A beautiful old house, designed for that combination of domestic ease with defensive qualities that was the aim of Scottish architects in the hazardous reign of Queen Mary. On the east side a wing has been thrown out to meet the more exacting requirements of the eighteenth century; but even that did not serve to satisfy a modern household, and in the nineteenth century a brand new mansion was erected; the ancient home, with all its chequered association, was evacuated, the green "pleuse" and flowery borders were ploughed up, and the old house was applied to the accommodation of workmen and their families.

Yet it was not upon the fine new terraces or among the flaunting parterres that Miss Wilson's choice of a subject fell, but under the time-worn walls, where a few flowers still linger, though the former inmates have passed away. The house, so far as it is inhabited, now serves for a working man's dwelling; and readers may be disposed to dispute its claim for a place among Scottish gardens. Indeed, it affords no example of successful cultivation. The flowers are but those whose constitution enables them to survive neglect and run wild; but the drawing illustrates so well those gleams and flashes of colour which we sometimes see reflected from a forgotten past, that I could not find it in my heart to put it aside.

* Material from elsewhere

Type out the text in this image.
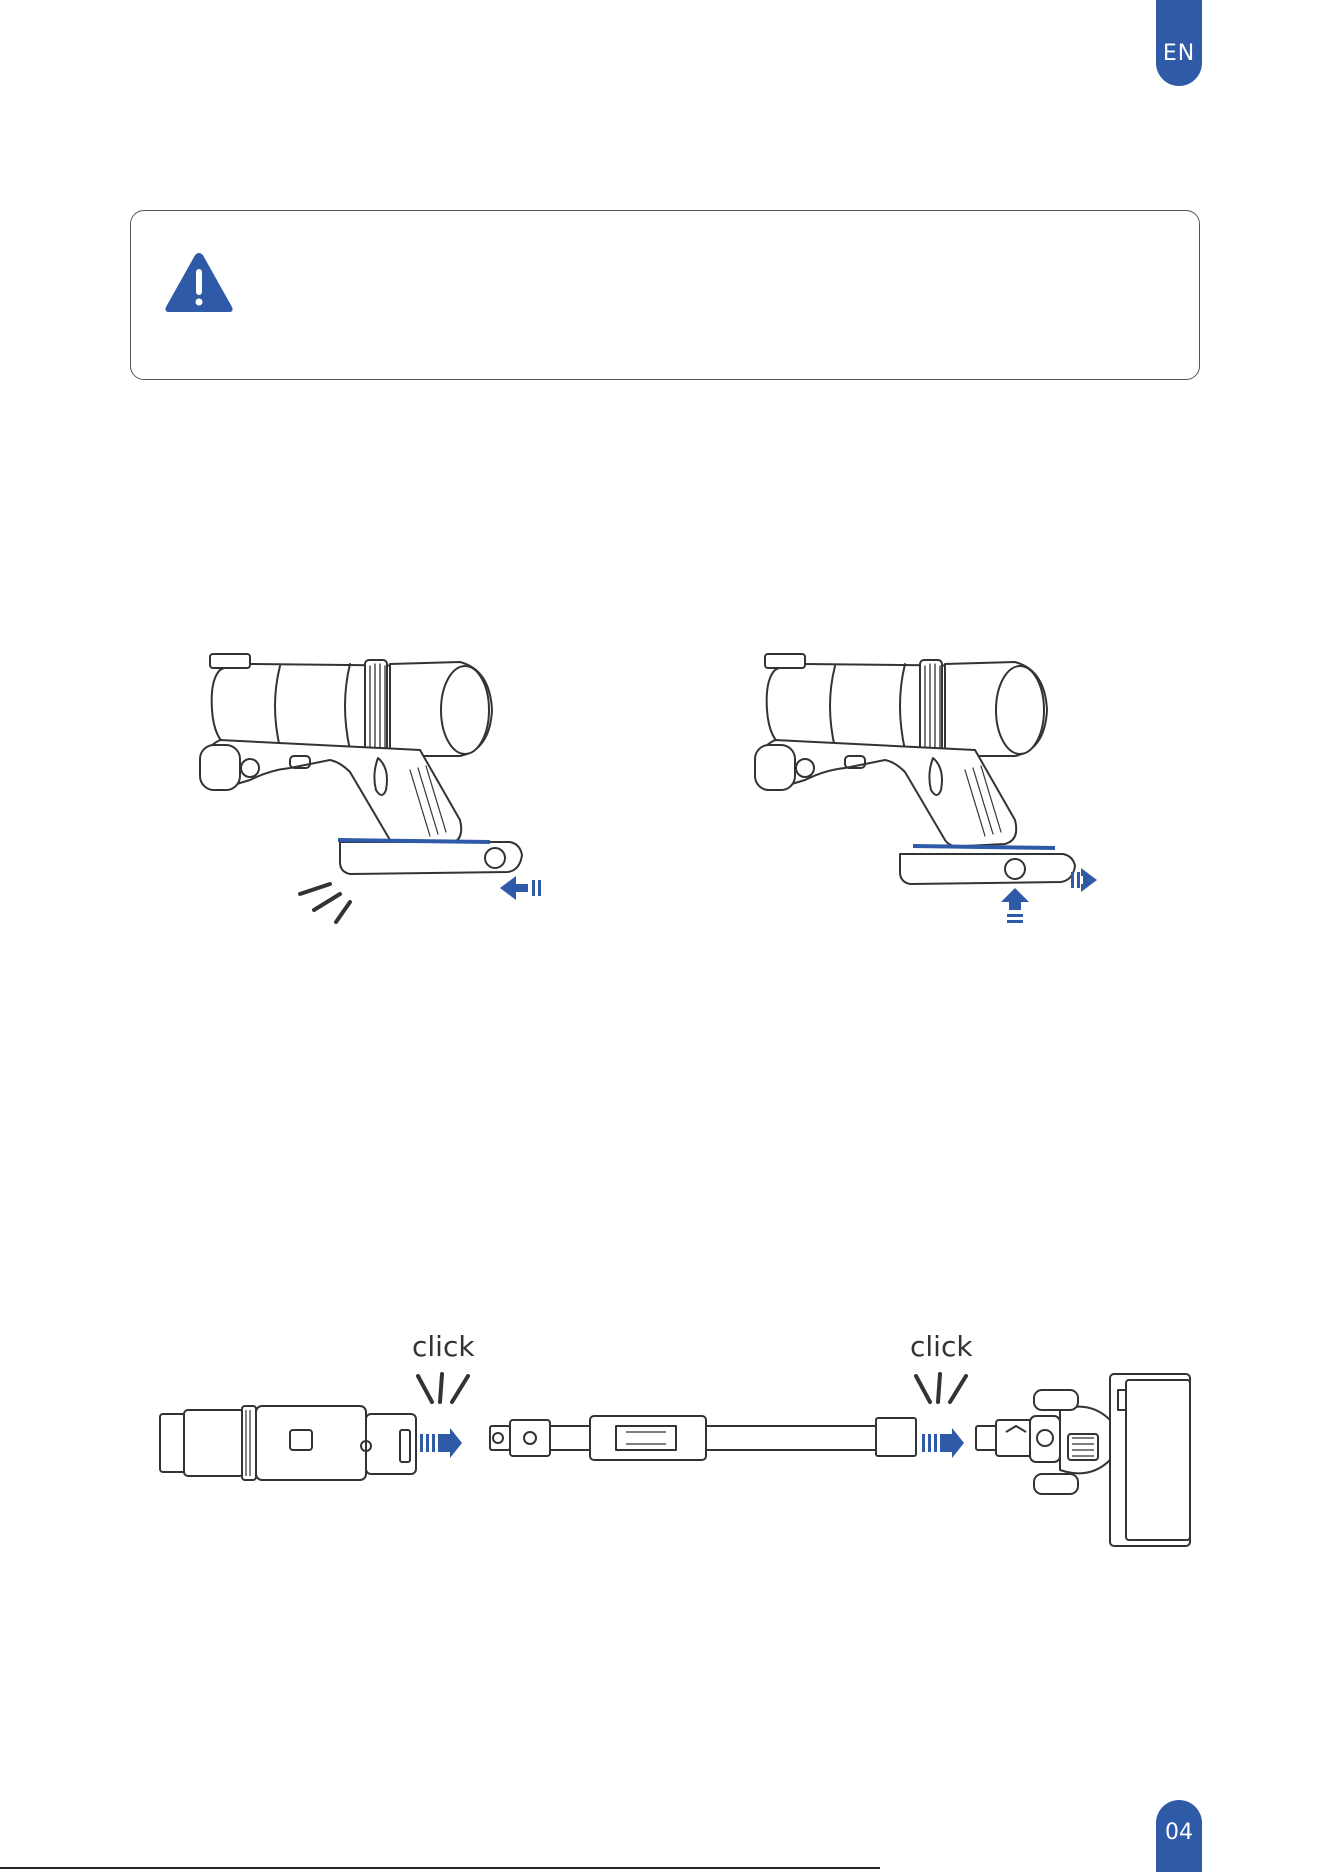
EN
click	click
04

In this instance the colour comes from two species of Tropaeolum—namely, the annual Indian Cress (T. nasturtium), and the perennial T. speciosum, which cottagers sometimes call, by easy transposition of consonants, the "petroleum plant." Both of these are natives of South America, and, like many others

from the same region, adapt themselves with remarkable readiness to the cool soil and humid air of the north. The exquisite beauty of the perennial species, with its delicate leafage, festoons of carmine blossom and blue berries, has been the despair of many English amateurs; for there are very few places south of Yorkshire where it will consent to flourish. Yet it is very capricious; establishing itself sometimes in the most unexpected way and in the least likely environment. Thus in Mrs. Benson's beautiful garden at Buckhurst in Sussex, on a dry, hot soil, this tropaeolum has possessed itself of some of the borders, over-running shrubs and walls as wantonly and irresistably as in any Scottish cottage garden.

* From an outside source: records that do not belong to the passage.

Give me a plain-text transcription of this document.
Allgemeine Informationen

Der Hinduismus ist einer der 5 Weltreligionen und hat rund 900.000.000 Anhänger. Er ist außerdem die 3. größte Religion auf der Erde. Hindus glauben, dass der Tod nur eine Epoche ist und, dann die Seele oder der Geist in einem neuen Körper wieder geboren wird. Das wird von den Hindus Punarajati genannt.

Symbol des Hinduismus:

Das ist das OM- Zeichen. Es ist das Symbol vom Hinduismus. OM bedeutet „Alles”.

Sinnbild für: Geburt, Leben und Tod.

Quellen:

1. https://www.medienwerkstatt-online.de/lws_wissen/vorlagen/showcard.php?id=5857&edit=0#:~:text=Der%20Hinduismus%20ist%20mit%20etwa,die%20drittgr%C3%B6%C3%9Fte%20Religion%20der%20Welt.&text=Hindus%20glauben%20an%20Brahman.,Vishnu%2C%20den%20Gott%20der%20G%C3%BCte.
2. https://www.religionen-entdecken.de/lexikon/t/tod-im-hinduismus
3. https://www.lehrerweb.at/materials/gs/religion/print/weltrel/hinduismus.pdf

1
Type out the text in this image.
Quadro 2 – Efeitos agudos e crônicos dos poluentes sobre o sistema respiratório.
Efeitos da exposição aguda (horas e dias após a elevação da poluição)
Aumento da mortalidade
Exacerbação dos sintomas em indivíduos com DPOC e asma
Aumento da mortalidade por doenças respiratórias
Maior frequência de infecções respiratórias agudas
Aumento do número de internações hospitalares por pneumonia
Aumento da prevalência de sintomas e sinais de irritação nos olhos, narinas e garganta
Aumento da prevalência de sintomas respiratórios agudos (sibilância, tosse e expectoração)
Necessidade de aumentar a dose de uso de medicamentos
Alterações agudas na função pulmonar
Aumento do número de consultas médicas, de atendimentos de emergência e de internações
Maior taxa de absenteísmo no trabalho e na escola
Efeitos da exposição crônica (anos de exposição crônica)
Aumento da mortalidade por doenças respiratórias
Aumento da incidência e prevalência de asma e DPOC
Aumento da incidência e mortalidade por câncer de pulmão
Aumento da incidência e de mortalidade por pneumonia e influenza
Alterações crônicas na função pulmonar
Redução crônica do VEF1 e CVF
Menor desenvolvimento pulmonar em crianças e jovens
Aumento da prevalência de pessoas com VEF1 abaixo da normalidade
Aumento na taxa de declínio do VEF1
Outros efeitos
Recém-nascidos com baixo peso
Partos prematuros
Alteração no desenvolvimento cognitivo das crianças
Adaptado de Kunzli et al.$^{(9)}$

Leckie, like most places in this central plain of Scotland, is rich in historic association. It belonged once to King Robert the Bruce, who, in 1326, gave half the lands to his ancient ally Malcolm, Earl of Lennox, receiving in exchange two plough-gates of land at Cardross on the Clyde, [Not Cardross on the Forth, which is only a few miles east of Leckie.] where he built himself a country house and spent his declining years in the usual pursuits of a country gentleman—hunting, hawking, farming and yachting. It was at Leckie that Prince Charlie lay after Lord George Murray had routed General Hawley at Falkirk. It was the last house he occupied in the Lowlands, setting forth thence in the dark days of January, 1746, on his ill-starred march to the north, where his star was to be quenched for evermore on Culloden Moor.